Eisige Stille liegt am Morgen des 27. Januar 2026 über dem gefrorenen St. Moritzersee. Die Alpen ragen vor dem blassen Winterhimmel empor, ihre Kämme scharf und fast unwirklich. Dann unterbricht ein Geräusch die Stille – tief, mechanisch, und doch lebendig. Der Klang eines Sternmotor hallt durchs Tal und verkündet seine Botschaft von einem Jahrhundert Luftfahrtgeschichte. Über dem gefrorenen See erscheint zwischen den Bergen ein Wellblech-Flugzeug in Gletscherblau.
Fast 100 Jahre zuvor war eine Junkers F13 auf genau diesem See gelandet – die Mission dieses frühen Passagierflugzeugs war es, die Reichen und Mächtigen Europas direkt ins Herz des Engadins zu bringen. Diese Flüge verkürzten nicht nur die Reisezeiten, sie veränderten auch den Rhythmus des Winters. St. Moritz wurde zu einem Reiseziel, das von Eleganz, Geschwindigkeit und Modernität geprägt war.

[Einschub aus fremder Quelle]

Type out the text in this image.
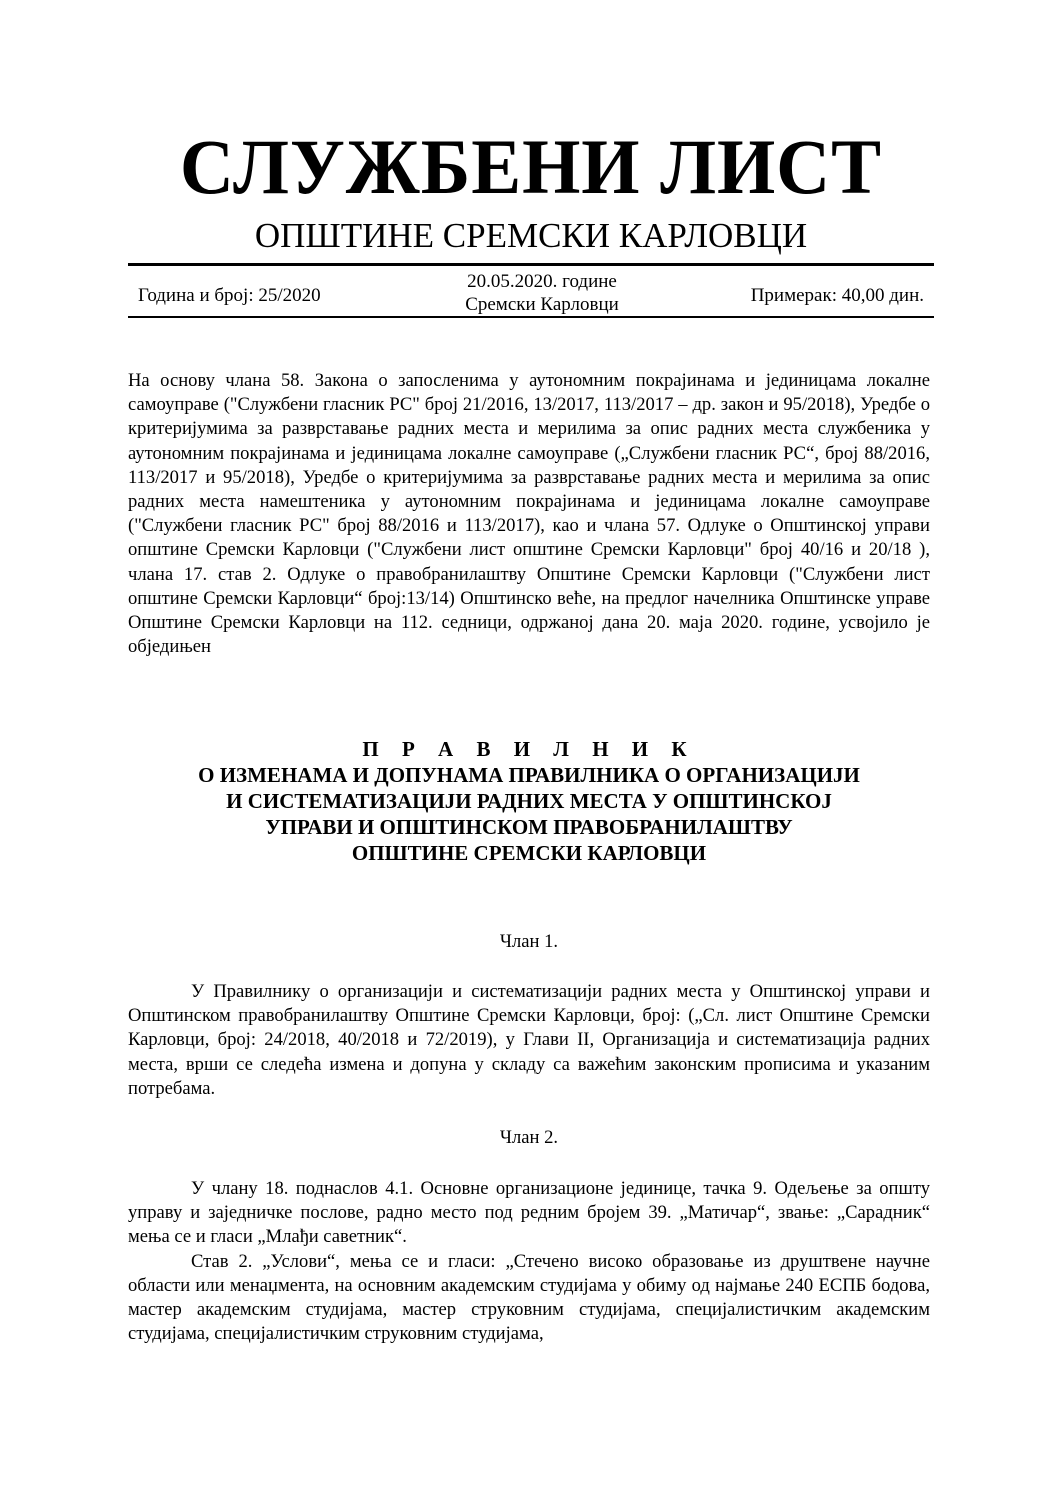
СЛУЖБЕНИ ЛИСТ
ОПШТИНЕ СРЕМСКИ КАРЛОВЦИ
Година и број: 25/2020
20.05.2020. године
Сремски Карловци	Примерак: 40,00 дин.

На основу члана 58. Закона о запосленима у аутономним покрајинама и јединицама локалне самоуправе ("Службени гласник РС" број 21/2016, 13/2017, 113/2017 – др. закон и 95/2018), Уредбе о критеријумима за разврставање радних места и мерилима за опис радних места службеника у аутономним покрајинама и јединицама локалне самоуправе („Службени гласник РС“, број 88/2016, 113/2017 и 95/2018), Уредбе о критеријумима за разврставање радних места и мерилима за опис радних места намештеника у аутономним покрајинама и јединицама локалне самоуправе ("Службени гласник РС" број 88/2016 и 113/2017), као и члана 57. Одлуке о Општинској управи општине Сремски Карловци ("Службени лист општине Сремски Карловци" број 40/16 и 20/18 ), члана 17. став 2. Одлуке о правобранилаштву Општине Сремски Карловци ("Службени лист општине Сремски Карловци“ број:13/14) Општинско веће, на предлог начелника Општинске управе Општине Сремски Карловци на 112. седници, одржаној дана 20. маја 2020. године, усвојило је обједињен

П Р А В И Л Н И К
О ИЗМЕНАМА И ДОПУНАМА ПРАВИЛНИКА О ОРГАНИЗАЦИЈИ
И СИСТЕМАТИЗАЦИЈИ РАДНИХ МЕСТА У ОПШТИНСКОЈ
УПРАВИ И ОПШТИНСКОМ ПРАВОБРАНИЛАШТВУ
ОПШТИНЕ СРЕМСКИ КАРЛОВЦИ
Члан 1.

У Правилнику о организацији и систематизацији радних места у Општинској управи и Општинском правобранилаштву Општине Сремски Карловци, број: („Сл. лист Општине Сремски Карловци, број: 24/2018, 40/2018 и 72/2019), у Глави II, Организација и систематизација радних места, врши се следећа измена и допуна у складу са важећим законским прописима и указаним потребама.

Члан 2.

У члану 18. поднаслов 4.1. Основне организационе јединице, тачка 9. Одељење за општу управу и заједничке послове, радно место под редним бројем 39. „Матичар“, звање: „Сарадник“ мења се и гласи „Млађи саветник“.

Став 2. „Услови“, мења се и гласи: „Стечено високо образовање из друштвене научне области или менаџмента, на основним академским студијама у обиму од најмање 240 ЕСПБ бодова, мастер академским студијама, мастер струковним студијама, специјалистичким академским студијама, специјалистичким струковним студијама,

An diesem Tag Ende Januar des Jahres 2026 haucht der Flugzeughersteller Junkers Aircraft dieser Geschichte neues Leben ein – still, ganz bewusst nicht lautstark. Die ultraleichte Junkers A50 Heritage "St. Moritz Edition" umkreist den See in einem weiten Bogen, berichtet das Unternehmen. Die Landezone ist eine 400 Meter lange Landebahn, die präzise in Eis und Schnee geschnitten wurde. Ein letzter Anflug, gefolgt von einem stabilen Sinkflug. Schließlich berühren die Räder das Eis – sanft, ruhig, fast zeremoniell.
Aus der Nähe offenbart das Flugzeug seine Seele in Form des freiliegenden Siebenzylinder-Sternmotors. Die aufsteigende Hitze der 124 PS lässt die eiskalte Luftmasse flimmern. Das alpine Licht spiegelt sich in dem handgefertigten Holzpropeller. Die gletscherblaue Lackierung schimmert dezent grün und spiegelt die Farbtöne des gefrorenen Sees wider. Junkers schreibt: "Das war keine Nostalgie. Das war Präzision, Tradition und Zurückhaltung."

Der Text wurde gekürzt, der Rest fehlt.